Problem Type 1: What will be the remainder when p + q +r +… is divided by d
What will be the remainder when 63 + 67 +81 is divided by 11 ?
Solution: Instead we add up all numbers, lets do it separately
63 when divided by 11 gives 5 as quotient and 8 as remainder.
67 when divided by 11 gives 6 as quotient and 1 as remainder.
81 when divided by 11 gives 7 as quotient and 4 as remainder.
Now the remainders are 8, 1 and 4 respectively.
By adding all the remainders 8+1+4=13, the sum of remainders is greater than the divisor
Therefore again the sum of remainders is divided by the divisor i.e. by 11
On dividing 13 by 11,quotient will be 1 and 2 will be the remainder
Hence the remainder on dividing 63 +67 +81 by 11 will be 2.
Now the question arises that by dividing 53 sticks in groups of 5 we are left with 3 extra sticks. Then how many more sticks should be added to this bundle so that the left out sticks are again 3?
If we want left out sticks to be 3 again then we should add minimum 5 more sticks or
10,15,20 ,….., 5n.
But remember the additional sticks should be multiple of 5.
53 when divided by 5 gives 10 as quotient and 3 as remainder and adding multiple of 5 is equivalent to adding remainder zero every time.
Let’stake an example to understand this
Problem Type 2:When the remainder is same on dividing a number ‘a’ by different divisors.
What is the minimum two-digit number which when divided by 3, 4 and 5 leaves 2 as the remainder each time?

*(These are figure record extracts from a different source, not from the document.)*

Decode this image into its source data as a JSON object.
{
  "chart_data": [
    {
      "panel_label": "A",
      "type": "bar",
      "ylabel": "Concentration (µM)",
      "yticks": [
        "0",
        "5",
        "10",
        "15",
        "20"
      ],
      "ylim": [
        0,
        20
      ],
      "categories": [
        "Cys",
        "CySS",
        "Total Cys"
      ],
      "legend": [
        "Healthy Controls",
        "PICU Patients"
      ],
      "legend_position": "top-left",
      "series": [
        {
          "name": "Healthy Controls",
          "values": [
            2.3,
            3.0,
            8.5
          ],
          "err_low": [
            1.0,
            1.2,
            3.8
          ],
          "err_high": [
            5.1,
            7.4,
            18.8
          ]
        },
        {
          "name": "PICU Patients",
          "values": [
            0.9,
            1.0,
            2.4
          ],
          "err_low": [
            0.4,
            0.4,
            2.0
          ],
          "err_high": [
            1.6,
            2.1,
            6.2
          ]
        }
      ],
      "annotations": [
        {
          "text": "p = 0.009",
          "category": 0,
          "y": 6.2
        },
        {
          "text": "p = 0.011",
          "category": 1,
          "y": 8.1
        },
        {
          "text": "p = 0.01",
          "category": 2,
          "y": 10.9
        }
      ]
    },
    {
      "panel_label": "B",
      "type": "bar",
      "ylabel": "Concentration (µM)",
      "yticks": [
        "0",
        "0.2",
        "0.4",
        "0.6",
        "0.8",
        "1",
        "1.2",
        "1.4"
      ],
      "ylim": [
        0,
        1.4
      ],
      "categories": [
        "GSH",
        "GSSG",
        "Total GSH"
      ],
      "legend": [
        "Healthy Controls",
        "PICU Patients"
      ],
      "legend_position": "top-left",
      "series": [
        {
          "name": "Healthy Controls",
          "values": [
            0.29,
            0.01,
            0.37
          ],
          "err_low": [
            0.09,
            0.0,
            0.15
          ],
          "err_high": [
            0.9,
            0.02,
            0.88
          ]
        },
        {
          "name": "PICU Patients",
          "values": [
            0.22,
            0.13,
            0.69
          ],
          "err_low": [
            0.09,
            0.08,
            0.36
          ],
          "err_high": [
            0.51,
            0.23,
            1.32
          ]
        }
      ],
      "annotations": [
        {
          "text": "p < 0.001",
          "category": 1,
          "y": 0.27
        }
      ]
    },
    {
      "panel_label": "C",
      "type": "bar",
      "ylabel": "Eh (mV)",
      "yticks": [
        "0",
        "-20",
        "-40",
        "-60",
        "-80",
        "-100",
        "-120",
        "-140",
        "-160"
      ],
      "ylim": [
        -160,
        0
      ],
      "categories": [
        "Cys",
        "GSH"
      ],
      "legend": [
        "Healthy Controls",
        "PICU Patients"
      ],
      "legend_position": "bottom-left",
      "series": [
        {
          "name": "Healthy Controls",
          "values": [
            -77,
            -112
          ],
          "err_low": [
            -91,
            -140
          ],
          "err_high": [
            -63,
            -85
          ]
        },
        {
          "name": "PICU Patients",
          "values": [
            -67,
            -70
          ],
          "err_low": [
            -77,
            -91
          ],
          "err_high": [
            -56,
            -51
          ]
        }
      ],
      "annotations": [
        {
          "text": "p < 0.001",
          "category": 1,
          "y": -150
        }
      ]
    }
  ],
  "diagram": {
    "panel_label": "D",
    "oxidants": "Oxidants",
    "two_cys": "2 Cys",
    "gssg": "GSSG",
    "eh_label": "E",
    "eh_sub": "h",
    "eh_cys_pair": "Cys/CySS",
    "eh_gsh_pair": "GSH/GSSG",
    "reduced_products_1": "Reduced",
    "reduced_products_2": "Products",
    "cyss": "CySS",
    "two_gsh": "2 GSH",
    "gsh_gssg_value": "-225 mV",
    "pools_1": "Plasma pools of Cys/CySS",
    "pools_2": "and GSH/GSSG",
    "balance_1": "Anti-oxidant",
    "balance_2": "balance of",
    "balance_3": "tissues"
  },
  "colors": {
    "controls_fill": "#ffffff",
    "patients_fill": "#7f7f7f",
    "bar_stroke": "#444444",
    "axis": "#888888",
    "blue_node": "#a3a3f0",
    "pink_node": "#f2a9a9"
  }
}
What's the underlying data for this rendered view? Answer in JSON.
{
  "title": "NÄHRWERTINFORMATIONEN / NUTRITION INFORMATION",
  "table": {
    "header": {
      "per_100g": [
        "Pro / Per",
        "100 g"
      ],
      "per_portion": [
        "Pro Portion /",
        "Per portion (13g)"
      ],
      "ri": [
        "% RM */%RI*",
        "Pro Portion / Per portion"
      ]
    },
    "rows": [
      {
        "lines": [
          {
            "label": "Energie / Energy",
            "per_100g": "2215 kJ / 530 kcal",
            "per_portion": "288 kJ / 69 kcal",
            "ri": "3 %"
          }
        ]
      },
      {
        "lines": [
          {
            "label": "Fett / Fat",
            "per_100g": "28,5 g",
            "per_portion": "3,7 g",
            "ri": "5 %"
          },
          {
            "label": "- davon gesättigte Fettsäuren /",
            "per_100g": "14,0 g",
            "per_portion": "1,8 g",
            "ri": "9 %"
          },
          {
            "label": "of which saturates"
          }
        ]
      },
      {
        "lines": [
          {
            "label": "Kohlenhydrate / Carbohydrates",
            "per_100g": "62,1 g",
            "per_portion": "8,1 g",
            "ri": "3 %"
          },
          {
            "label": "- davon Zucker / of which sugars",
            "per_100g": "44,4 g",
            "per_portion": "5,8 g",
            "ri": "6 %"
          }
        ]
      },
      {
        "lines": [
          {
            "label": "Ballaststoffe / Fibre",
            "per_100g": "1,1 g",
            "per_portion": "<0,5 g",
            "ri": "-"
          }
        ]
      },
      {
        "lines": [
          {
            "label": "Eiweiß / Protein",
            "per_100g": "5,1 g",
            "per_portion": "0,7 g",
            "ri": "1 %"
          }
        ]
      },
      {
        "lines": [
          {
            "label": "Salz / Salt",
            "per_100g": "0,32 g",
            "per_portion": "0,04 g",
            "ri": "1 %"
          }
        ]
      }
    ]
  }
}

The question would have been easy if we were asked about minimum number, which is completely divisible by three numbers 3,4 and 5 then we can say it should be least common multiple of 3,4 and 5 i.e. 60. Again 60 is the number which is completely divisible by 3,4,5 but if we want 2 remainder in each case then add 2 in 60 i.e. 62 will be the minimum two digit number which when divided by 3, 4 and 5 leaves 2 as the remainder each time.